A Model of the Godhead and its Contents - Addendum I: The Dreamsleeve, Oceans, and Hermaeus Mora

Part I

Part II

Part III

This minor addendum (and any future addenda) to the previous parts is only written to connect the dots between a few ideas and shore up my cosmological model with new information. If you haven't read the previous parts, this might not make any sense to you whatsoever!




In Part III, I described the Dreamsleeve in the following way:

> The Dreamsleeve, all the parts of the Godhead that aren't Amaranths, is the infinite river of data. It contains and transmits all information, all possible things, all possible ideas. But it's incoherent. It's jumbled, almost impossible to parse, indistinguishable from random noise, and so, despite being utterly full of stimuli, it provides the sensory deprivation necessary for an Amaranth to start up a Dream. It's like a white noise machine.

And regarding the controversial "soul recycling" aspect of the Dreamsleeve, I said this:

> I think it's as simple as the Dreamsleeve being the place where all information comes from, including the information that makes up an identity. It doesn't recycle a soul as a whole so much as take in the information of an identity, which gets lost, absorbed, in the random noise. Its elements may get used again, shuffled in with others, when another identity is pulled from the noise by Anu, or another Amaranth.

> ---

> The following from Part III's comments, in response to /u/Mdnthrvst's skeptical comment: An identity being constructed from the noise of the Dreamsleeve fits with its description as a map of all mortal minds (in that said map is contained within the noise), though I can't for the life of me recall where that description came from either. So the question can also just be phrased as what Anu pulls from the Dreamsleeve.

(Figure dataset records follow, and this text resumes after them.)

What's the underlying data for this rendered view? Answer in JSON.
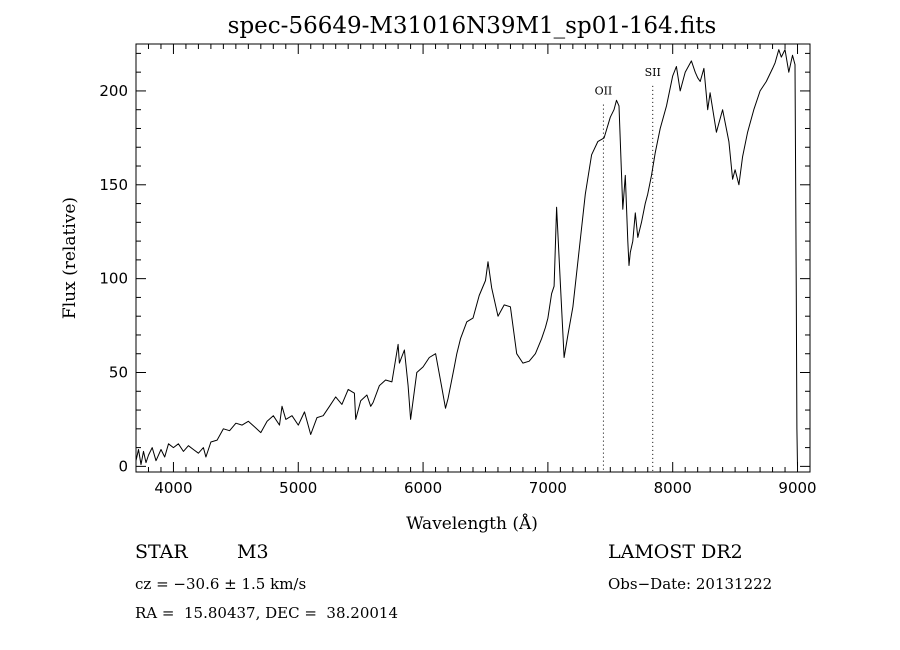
{
  "chart_data": {
    "type": "line",
    "title": "spec-56649-M31016N39M1_sp01-164.fits",
    "xlabel": "Wavelength (Å)",
    "ylabel": "Flux (relative)",
    "xlim": [
      3700,
      9100
    ],
    "ylim": [
      -3,
      225
    ],
    "xticks": [
      4000,
      5000,
      6000,
      7000,
      8000,
      9000
    ],
    "yticks": [
      0,
      50,
      100,
      150,
      200
    ],
    "annotations": [
      {
        "label": "OII",
        "x": 7445,
        "y_text": 198
      },
      {
        "label": "SII",
        "x": 7840,
        "y_text": 208
      }
    ],
    "series": [
      {
        "name": "spectrum",
        "x": [
          3700,
          3720,
          3740,
          3760,
          3780,
          3800,
          3830,
          3860,
          3900,
          3930,
          3960,
          4000,
          4040,
          4080,
          4120,
          4160,
          4200,
          4240,
          4260,
          4300,
          4350,
          4400,
          4450,
          4500,
          4550,
          4600,
          4650,
          4700,
          4750,
          4800,
          4850,
          4870,
          4900,
          4950,
          5000,
          5050,
          5100,
          5150,
          5200,
          5250,
          5300,
          5350,
          5400,
          5450,
          5460,
          5500,
          5550,
          5580,
          5600,
          5650,
          5700,
          5750,
          5800,
          5810,
          5850,
          5880,
          5900,
          5950,
          6000,
          6050,
          6100,
          6150,
          6180,
          6200,
          6250,
          6270,
          6300,
          6350,
          6400,
          6450,
          6500,
          6520,
          6550,
          6600,
          6650,
          6700,
          6750,
          6800,
          6850,
          6900,
          6950,
          6980,
          7000,
          7030,
          7050,
          7070,
          7100,
          7130,
          7160,
          7200,
          7250,
          7300,
          7350,
          7400,
          7450,
          7500,
          7530,
          7550,
          7570,
          7600,
          7620,
          7640,
          7650,
          7660,
          7680,
          7700,
          7720,
          7750,
          7780,
          7800,
          7830,
          7860,
          7900,
          7950,
          8000,
          8030,
          8060,
          8100,
          8150,
          8180,
          8200,
          8220,
          8250,
          8280,
          8300,
          8350,
          8400,
          8450,
          8480,
          8500,
          8530,
          8560,
          8600,
          8650,
          8700,
          8750,
          8800,
          8820,
          8850,
          8870,
          8900,
          8930,
          8960,
          8980,
          8990,
          8995,
          9000
        ],
        "values": [
          3,
          9,
          1,
          8,
          2,
          6,
          10,
          3,
          9,
          5,
          12,
          10,
          12,
          8,
          11,
          9,
          7,
          10,
          5,
          13,
          14,
          20,
          19,
          23,
          22,
          24,
          21,
          18,
          24,
          27,
          22,
          32,
          25,
          27,
          22,
          29,
          17,
          26,
          27,
          32,
          37,
          33,
          41,
          39,
          25,
          35,
          38,
          32,
          34,
          43,
          46,
          45,
          65,
          55,
          62,
          43,
          25,
          50,
          53,
          58,
          60,
          42,
          31,
          36,
          53,
          60,
          68,
          77,
          79,
          91,
          99,
          109,
          95,
          80,
          86,
          85,
          60,
          55,
          56,
          60,
          68,
          74,
          79,
          92,
          96,
          138,
          97,
          58,
          70,
          85,
          115,
          145,
          166,
          173,
          175,
          186,
          190,
          195,
          192,
          137,
          155,
          120,
          107,
          114,
          120,
          135,
          122,
          130,
          140,
          145,
          155,
          167,
          180,
          192,
          208,
          213,
          200,
          210,
          216,
          210,
          207,
          205,
          212,
          190,
          199,
          178,
          190,
          173,
          153,
          158,
          150,
          165,
          178,
          190,
          200,
          205,
          212,
          215,
          222,
          218,
          222,
          210,
          219,
          214,
          90,
          20,
          0
        ]
      }
    ]
  },
  "footer": {
    "object_type": "STAR",
    "subclass": "M3",
    "survey": "LAMOST DR2",
    "cz": "cz = −30.6 ± 1.5 km/s",
    "obs_date": "Obs−Date: 20131222",
    "coords": "RA =  15.80437, DEC =  38.20014"
  }
}
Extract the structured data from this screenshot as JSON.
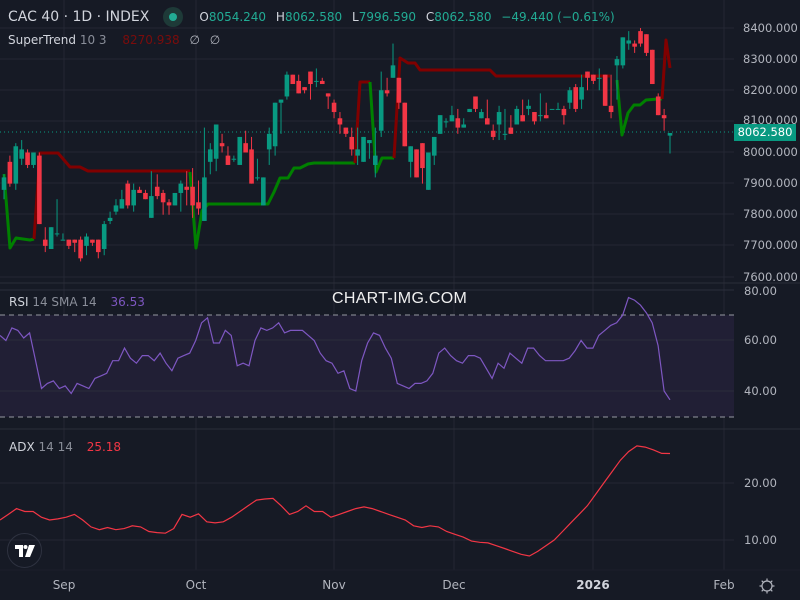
{
  "header": {
    "symbol": "CAC 40 · 1D · INDEX",
    "status_color": "#22ab94",
    "ohlc": {
      "o_label": "O",
      "o": "8054.240",
      "h_label": "H",
      "h": "8062.580",
      "l_label": "L",
      "l": "7996.590",
      "c_label": "C",
      "c": "8062.580",
      "change": "−49.440 (−0.61%)"
    }
  },
  "indicators": {
    "supertrend": {
      "name": "SuperTrend",
      "params": "10 3",
      "value": "8270.938",
      "na1": "∅",
      "na2": "∅"
    },
    "rsi": {
      "name": "RSI",
      "params": "14 SMA 14",
      "value": "36.53"
    },
    "adx": {
      "name": "ADX",
      "params": "14 14",
      "value": "25.18"
    }
  },
  "price_axis": {
    "labels": [
      "8400.000",
      "8300.000",
      "8200.000",
      "8100.000",
      "8000.000",
      "7900.000",
      "7800.000",
      "7700.000",
      "7600.000"
    ],
    "last_price": "8062.580"
  },
  "rsi_axis": {
    "labels": [
      "80.00",
      "60.00",
      "40.00"
    ]
  },
  "adx_axis": {
    "labels": [
      "20.00",
      "10.00"
    ]
  },
  "time_axis": {
    "labels": [
      "Sep",
      "Oct",
      "Nov",
      "Dec",
      "2026",
      "Feb"
    ]
  },
  "watermark": "CHART-IMG.COM",
  "colors": {
    "up": "#089981",
    "down": "#f23645",
    "st_up": "#008000",
    "st_down": "#800000",
    "rsi": "#7e57c2",
    "adx": "#f23645",
    "bg": "#161a25"
  },
  "chart_data": [
    {
      "type": "candlestick",
      "title": "CAC 40 · 1D · INDEX",
      "ylim": [
        7560,
        8450
      ],
      "x_ticks": [
        "Sep",
        "Oct",
        "Nov",
        "Dec",
        "2026",
        "Feb"
      ],
      "ohlc_last": {
        "open": 8054.24,
        "high": 8062.58,
        "low": 7996.59,
        "close": 8062.58,
        "change": -49.44,
        "change_pct": -0.61
      },
      "candles": [
        [
          7880,
          7930,
          7850,
          7920
        ],
        [
          7970,
          7990,
          7890,
          7900
        ],
        [
          7900,
          8030,
          7880,
          8020
        ],
        [
          7980,
          8040,
          7960,
          8010
        ],
        [
          8000,
          8010,
          7950,
          7960
        ],
        [
          7960,
          8000,
          7950,
          8000
        ],
        [
          7990,
          8000,
          7770,
          7770
        ],
        [
          7720,
          7760,
          7680,
          7700
        ],
        [
          7690,
          7760,
          7690,
          7760
        ],
        [
          7740,
          7850,
          7730,
          7740
        ],
        [
          7720,
          7740,
          7720,
          7720
        ],
        [
          7720,
          7720,
          7690,
          7700
        ],
        [
          7720,
          7720,
          7680,
          7710
        ],
        [
          7720,
          7730,
          7650,
          7660
        ],
        [
          7700,
          7740,
          7670,
          7730
        ],
        [
          7720,
          7720,
          7700,
          7710
        ],
        [
          7720,
          7720,
          7660,
          7680
        ],
        [
          7690,
          7780,
          7670,
          7770
        ],
        [
          7780,
          7810,
          7770,
          7790
        ],
        [
          7810,
          7850,
          7800,
          7830
        ],
        [
          7820,
          7880,
          7820,
          7850
        ],
        [
          7900,
          7910,
          7820,
          7830
        ],
        [
          7830,
          7900,
          7810,
          7880
        ],
        [
          7880,
          7890,
          7870,
          7870
        ],
        [
          7870,
          7880,
          7850,
          7850
        ],
        [
          7790,
          7940,
          7790,
          7860
        ],
        [
          7890,
          7930,
          7850,
          7860
        ],
        [
          7870,
          7880,
          7800,
          7840
        ],
        [
          7840,
          7850,
          7800,
          7830
        ],
        [
          7830,
          7870,
          7830,
          7870
        ],
        [
          7870,
          7910,
          7810,
          7900
        ],
        [
          7890,
          7940,
          7830,
          7880
        ],
        [
          7890,
          7950,
          7790,
          7830
        ],
        [
          7840,
          7910,
          7800,
          7820
        ],
        [
          7780,
          8080,
          7780,
          7920
        ],
        [
          7970,
          8030,
          7930,
          8010
        ],
        [
          7980,
          8080,
          7940,
          8090
        ],
        [
          8030,
          8060,
          8000,
          8020
        ],
        [
          7990,
          8020,
          7960,
          7960
        ],
        [
          7980,
          7990,
          7970,
          7980
        ],
        [
          7960,
          8050,
          7960,
          8050
        ],
        [
          8030,
          8070,
          8010,
          8000
        ],
        [
          8010,
          8050,
          7900,
          7900
        ],
        [
          7920,
          7980,
          7910,
          7920
        ],
        [
          7830,
          7910,
          7830,
          7920
        ],
        [
          8010,
          8080,
          7960,
          8060
        ],
        [
          8020,
          8130,
          7990,
          8160
        ],
        [
          8160,
          8140,
          8060,
          8170
        ],
        [
          8180,
          8260,
          8170,
          8250
        ],
        [
          8250,
          8240,
          8220,
          8220
        ],
        [
          8230,
          8250,
          8200,
          8190
        ],
        [
          8210,
          8210,
          8190,
          8200
        ],
        [
          8260,
          8250,
          8170,
          8220
        ],
        [
          8230,
          8270,
          8210,
          8230
        ],
        [
          8230,
          8240,
          8220,
          8220
        ],
        [
          8190,
          8190,
          8140,
          8180
        ],
        [
          8160,
          8170,
          8110,
          8130
        ],
        [
          8110,
          8130,
          8060,
          8090
        ],
        [
          8080,
          8080,
          8050,
          8060
        ],
        [
          8050,
          8080,
          7990,
          8010
        ],
        [
          7990,
          8080,
          7960,
          8010
        ],
        [
          7970,
          8030,
          7970,
          8050
        ],
        [
          8030,
          7980,
          7980,
          8040
        ],
        [
          7960,
          8080,
          7920,
          7990
        ],
        [
          8070,
          8260,
          8050,
          8200
        ],
        [
          8200,
          8240,
          8180,
          8190
        ],
        [
          8240,
          8350,
          8270,
          8280
        ],
        [
          8240,
          8220,
          8140,
          8160
        ],
        [
          8160,
          8160,
          8040,
          8020
        ],
        [
          7970,
          8000,
          7920,
          8020
        ],
        [
          8010,
          8000,
          7980,
          7920
        ],
        [
          8030,
          8010,
          7900,
          7950
        ],
        [
          7880,
          7980,
          7890,
          8000
        ],
        [
          7990,
          8030,
          7960,
          8050
        ],
        [
          8060,
          8120,
          8060,
          8120
        ],
        [
          8100,
          8110,
          8080,
          8100
        ],
        [
          8100,
          8150,
          8100,
          8120
        ],
        [
          8110,
          8140,
          8060,
          8080
        ],
        [
          8080,
          8110,
          8090,
          8090
        ],
        [
          8130,
          8140,
          8130,
          8140
        ],
        [
          8180,
          8160,
          8130,
          8140
        ],
        [
          8110,
          8140,
          8110,
          8130
        ],
        [
          8110,
          8170,
          8100,
          8090
        ],
        [
          8070,
          8090,
          8040,
          8050
        ],
        [
          8090,
          8150,
          8040,
          8130
        ],
        [
          8060,
          8140,
          8040,
          8060
        ],
        [
          8080,
          8120,
          8080,
          8060
        ],
        [
          8090,
          8150,
          8090,
          8140
        ],
        [
          8120,
          8170,
          8100,
          8100
        ],
        [
          8140,
          8170,
          8120,
          8150
        ],
        [
          8130,
          8130,
          8090,
          8100
        ],
        [
          8120,
          8190,
          8100,
          8120
        ],
        [
          8120,
          8160,
          8110,
          8110
        ],
        [
          8140,
          8140,
          8140,
          8140
        ],
        [
          8140,
          8160,
          8140,
          8140
        ],
        [
          8140,
          8150,
          8090,
          8120
        ],
        [
          8160,
          8210,
          8140,
          8200
        ],
        [
          8210,
          8220,
          8130,
          8140
        ],
        [
          8170,
          8250,
          8140,
          8210
        ],
        [
          8260,
          8250,
          8200,
          8240
        ],
        [
          8250,
          8240,
          8220,
          8230
        ],
        [
          8240,
          8270,
          8200,
          8240
        ],
        [
          8250,
          8250,
          8180,
          8150
        ],
        [
          8150,
          8250,
          8110,
          8130
        ],
        [
          8280,
          8310,
          8170,
          8300
        ],
        [
          8280,
          8370,
          8270,
          8370
        ],
        [
          8350,
          8390,
          8330,
          8360
        ],
        [
          8350,
          8360,
          8320,
          8340
        ],
        [
          8390,
          8400,
          8340,
          8350
        ],
        [
          8380,
          8370,
          8310,
          8320
        ],
        [
          8330,
          8320,
          8260,
          8220
        ],
        [
          8180,
          8190,
          8140,
          8120
        ],
        [
          8120,
          8140,
          8070,
          8110
        ],
        [
          8054.24,
          8062.58,
          7996.59,
          8062.58
        ]
      ]
    },
    {
      "type": "line",
      "name": "SuperTrend 10 3",
      "last_value": 8270.938,
      "colors": {
        "uptrend": "#008000",
        "downtrend": "#800000"
      }
    },
    {
      "type": "line",
      "name": "RSI 14 SMA 14",
      "last_value": 36.53,
      "ylim": [
        25,
        82
      ],
      "bands": [
        70,
        30
      ],
      "y_ticks": [
        80,
        60,
        40
      ],
      "values": [
        62,
        60,
        65,
        64,
        61,
        63,
        52,
        41,
        43,
        44,
        41,
        42,
        39,
        43,
        42,
        41,
        45,
        46,
        47,
        52,
        52,
        57,
        53,
        51,
        54,
        54,
        52,
        55,
        51,
        48,
        53,
        54,
        55,
        60,
        67,
        69,
        59,
        59,
        64,
        62,
        50,
        51,
        50,
        60,
        65,
        64,
        65,
        67,
        63,
        64,
        64,
        64,
        62,
        60,
        55,
        52,
        51,
        47,
        48,
        41,
        40,
        52,
        59,
        63,
        62,
        57,
        53,
        43,
        42,
        41,
        43,
        43,
        44,
        47,
        55,
        57,
        54,
        52,
        51,
        54,
        54,
        53,
        49,
        45,
        51,
        49,
        55,
        53,
        51,
        57,
        57,
        54,
        52,
        52,
        52,
        52,
        53,
        56,
        60,
        57,
        57,
        62,
        64,
        66,
        67,
        70,
        77,
        76,
        74,
        71,
        67,
        58,
        40,
        36.53
      ]
    },
    {
      "type": "line",
      "name": "ADX 14 14",
      "last_value": 25.18,
      "ylim": [
        5,
        28
      ],
      "y_ticks": [
        20,
        10
      ],
      "values": [
        13.5,
        14.5,
        15.5,
        15,
        15,
        14,
        13.5,
        13.7,
        14,
        14.5,
        13.5,
        12.3,
        11.8,
        12.2,
        11.8,
        12,
        12.5,
        12.3,
        11.5,
        11.3,
        11.2,
        12,
        14.5,
        14,
        14.6,
        13.2,
        13,
        13.2,
        14,
        15,
        16,
        17,
        17.2,
        17.3,
        16,
        14.5,
        15,
        16,
        15,
        15,
        14,
        14.5,
        15,
        15.5,
        15.8,
        15.5,
        15,
        14.5,
        14,
        13.5,
        12.5,
        12.2,
        12.5,
        12.3,
        11.5,
        11,
        10.5,
        9.8,
        9.6,
        9.5,
        9,
        8.5,
        8,
        7.5,
        7.2,
        8,
        9,
        10,
        11.5,
        13,
        14.5,
        16,
        18,
        20,
        22,
        24,
        25.5,
        26.5,
        26.3,
        25.8,
        25.2,
        25.18
      ]
    }
  ]
}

Even if the identity doesn't return to the noise, the noise is infinite and random, so recycling isn't necessary at all.

So, whether the Dreamsleeve recycles or does not, I think the AE comes from and returns to it in some fashion.

Next up, a running theme from this series is the symbolism of parts of the Aurbis matched up with greater metaphysical principles of the Godhead:

> What's across the Godhead from Anu? Other Amaranths. What's across Oblivion from Mundus? Other realms, the Princes. What's across the oceans from Tamriel? Other continents.

Finally, in a recent thread, there has been a lot of discussion about Hermaeus Mora, the oceans, and mortal memories. If, as the Mora worshiper in that screencap says, all mortal memories go into the water, then that implies a connection with the Dreamsleeve.

I'll posit the following to thread these all together: The oceans of Nirn, as discussed before, are symbols of the Dreamsleeve. In the same way that Amaranths might provide access to each other through the symbolism of continents, oceans and other bodies of water might provide access to the Dreamsleeve through their own symbolism. Mortal AE might pass through the oceans to join up with the infofoam of the Dreamsleeve; perhaps they even leave imprints of themselves in this process, memories, which might be called up again from the depths. (I'm reminded here of the holographic theory of black holes and the information they consume.)

And it's especially fitting that Hermaeus Mora be a sea-god, in light of this. The Dreamsleeve contains all possible information, roiling about in an incoherent mess (according to me, anyway). The oceans contain all mortal memories, perhaps churning about in the depths. Mora contains an infinite library, impossible to navigate, with unlabeled books and snippets of sense lost without the context required to decode them.

So, once again I fall on the side of symbolism rather than literal interpretation with this new information. The oceans are still the oceans, but, through their symbolic nature, they can serve as gateways to higher-order concepts, such as the Dreamsleeve, Oblivion in general, or Mora in particular. It all depends on how you interpret them, and whether you have the mastery or inherent nature required to feel the connections.

(I would tentatively venture that this also implies that Oblivion is indeed infinite in variation, with realms and spirits, both lesser and greater, that no finite mortal has ever encountered or heard of. They'd be off doing their own things, without a care in the Aurbis for Nirn and its affairs. Oblivion politics indeed, Haskill.)